Le jour de ses vingt ans, les serviteurs lui ont apporté une bougie, comme son père l’avait ordonné. Le garçon a pris la bougie et a commencé à regarder autour de lui, et qu’a-t-il vu ? Des sacs remplis d’or et de richesses royales.
Ce n’est qu’alors, qu’il a compris que son père avait été vraiment charitable, et que toute sa peine n’avait été que pour son bien. Il comprit immédiatement que les serviteurs le laisseraient certainement sortir libre de la cave. Et c’est ce qu’il fit. Il sortit de la cave. Il n’y avait plus de gardes, ni de serviteurs cruels, et il était le plus riche de tous les riches du pays.
En fait, il n’y a rien de nouveau ici, car tout le monde sait maintenant qu’il avait tout le temps été très riche, mais il s’était senti pauvre et perdu, déprimé au fond d’un trou, toute sa vie. Et à présent, en un instant, il s’était enrichi d’une immense fortune, et s’était élevé « du fond du puits au sommet du monde ».
Qui peut comprendre cette histoire? Celui qui comprend que les « malveillances », sont la cave profonde et la surveillance stricte pour ne pas s’enfuir. Et je me demande si tu peux comprendre cela.
En fait c’est simple, la cave et la stricte surveillance sont les « mérites » et la compassion du père pour son fils, sans lesquelles il lui aurait été impossible d’être aussi riche que son père.
Mais les « malveillances » sont « les vraies malveillances », et non « des erreurs », et il n’y a pas de contrainte d’en haut, car avant qu’il ne redevienne riche, ce sentiment-là dominait totalement dans toute son ampleur. Et après être redevenu riche, il voit que tout ceci était la compassion du père, et non de la cruauté.
Il faut comprendre que tout le lien d’amour entre le père et son fils unique dépend de la prise de conscience de la compassion du père pour son fils, en ce qui concerne la cave, l’obscurité et la stricte surveillance. C’est pour que le fils découvre les grands efforts et la profonde sagesse dans la compassion de son père.
Le Zohar en parle aussi, et il est dit que celui qui est récompensé de la repentance, la Présence Divine [Shekhina] se dévoile comme une mère au cœur tendre, qui n’a pas vu son fils depuis plusieurs jours. Ils ont tout fait pour se revoir, et ont connu de terribles dangers.
Finalement, ils ont reçu cette liberté espérée et tant désirée, et ont été récompensés de se revoir. Et alors la mère se jette sur lui et l’embrasse et le console et lui parle gentiment toute la journée et toute la nuit. Elle lui raconte combien il lui a manqué, et tous les dangers qu’elle a rencontré en route jusqu’à ce jour, et comment elle a toujours été à ses côtés et la Présence divine n’a pas bougé, mais qu’elle a souffert avec lui partout, sauf qu’il n’a pas pu le voir.
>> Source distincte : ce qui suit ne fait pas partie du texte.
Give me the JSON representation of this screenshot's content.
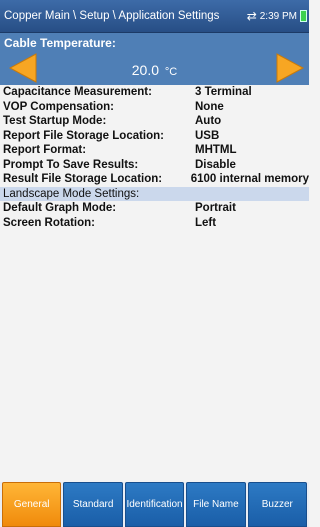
{
  "header": {
    "breadcrumb": "Copper Main \\ Setup \\ Application Settings",
    "time": "2:39 PM",
    "network_icon": "network-arrows-icon",
    "battery_icon": "battery-icon"
  },
  "temperature": {
    "label": "Cable Temperature:",
    "value": "20.0",
    "unit": "°C"
  },
  "settings": [
    {
      "label": "Capacitance Measurement:",
      "value": "3 Terminal"
    },
    {
      "label": "VOP Compensation:",
      "value": "None"
    },
    {
      "label": "Test Startup Mode:",
      "value": "Auto"
    },
    {
      "label": "Report File Storage Location:",
      "value": "USB"
    },
    {
      "label": "Report Format:",
      "value": "MHTML"
    },
    {
      "label": "Prompt To Save Results:",
      "value": "Disable"
    },
    {
      "label": "Result File Storage Location:",
      "value": "6100 internal memory"
    }
  ],
  "landscape": {
    "section_label": "Landscape Mode Settings:",
    "items": [
      {
        "label": "Default Graph Mode:",
        "value": "Portrait"
      },
      {
        "label": "Screen Rotation:",
        "value": "Left"
      }
    ]
  },
  "tabs": [
    {
      "label": "General",
      "active": true
    },
    {
      "label": "Standard",
      "active": false
    },
    {
      "label": "Identification",
      "active": false
    },
    {
      "label": "File Name",
      "active": false
    },
    {
      "label": "Buzzer",
      "active": false
    }
  ],
  "colors": {
    "accent_orange": "#f08a0c",
    "header_blue": "#274e85",
    "panel_blue": "#4f7fb6",
    "tab_blue": "#1a5ea8"
  }
}
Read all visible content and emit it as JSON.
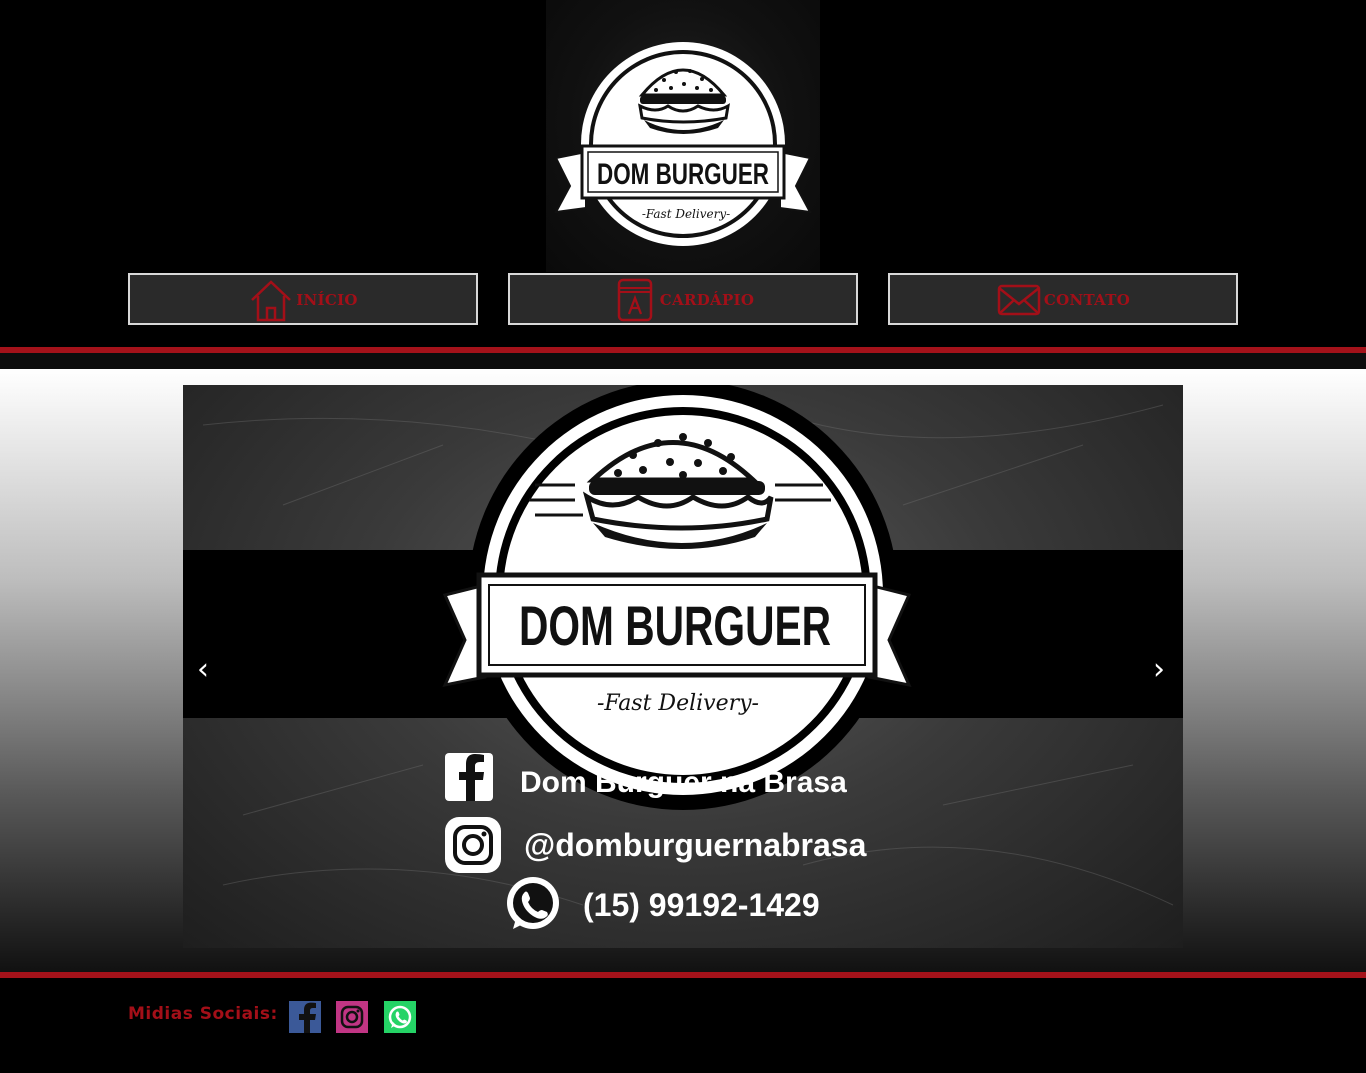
{
  "brand": {
    "logo_title": "DOM BURGUER",
    "logo_tagline": "-Fast Delivery-"
  },
  "nav": {
    "items": [
      {
        "label": "INÍCIO",
        "icon": "home-icon"
      },
      {
        "label": "CARDÁPIO",
        "icon": "menu-book-icon"
      },
      {
        "label": "CONTATO",
        "icon": "envelope-icon"
      }
    ]
  },
  "carousel": {
    "slide": {
      "title": "DOM BURGUER",
      "tagline": "-Fast Delivery-",
      "facebook_text": "Dom Burguer na Brasa",
      "instagram_text": "@domburguernabrasa",
      "whatsapp_text": "(15) 99192-1429"
    },
    "prev_label": "‹",
    "next_label": "›"
  },
  "footer": {
    "social_label": "Midias Sociais:",
    "socials": [
      "facebook-icon",
      "instagram-icon",
      "whatsapp-icon"
    ]
  },
  "colors": {
    "accent_red": "#a4121a",
    "label_red": "#a30f18",
    "background": "#000000",
    "nav_button_bg": "#2a2a2a"
  }
}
Ce sont les mots du Zohar : elle lui dit : « ici nous avons dormi, et ici des bandits nous ont attaqué, et nous en avons été sauvés, et ici nous nous sommes cachés dans un puits profond ». Et quel est l’imbécile qui ne comprendrait pas l’immense amour, et l’amabilité et le plaisir qui débordent de ces histoires qui consolent ?
En vérité, avant qu’ils ne se retrouvent face à face, ils ressentaient des souffrances plus dures que la mort. Mais c’est Néga (la douleur) quand la lettre « Ayn » est à la fin du mot, mais quand des paroles rassurantes sont dites, le « Ayn » est au début du mot, et c’est évidement Oneg (plaisir).
Mais ce sont deux points qui ne brillent que quand ils existent dans le même monde. Et imagine-toi père et fils, qui se sont attendus désespérément pendant des jours et des années. A la fin, ils se retrouvent, mais le fils est muet et sourd, et ils ne peuvent pas s’amuser ensemble. Ainsi l’essentiel de l’amour est dans les mains du roi.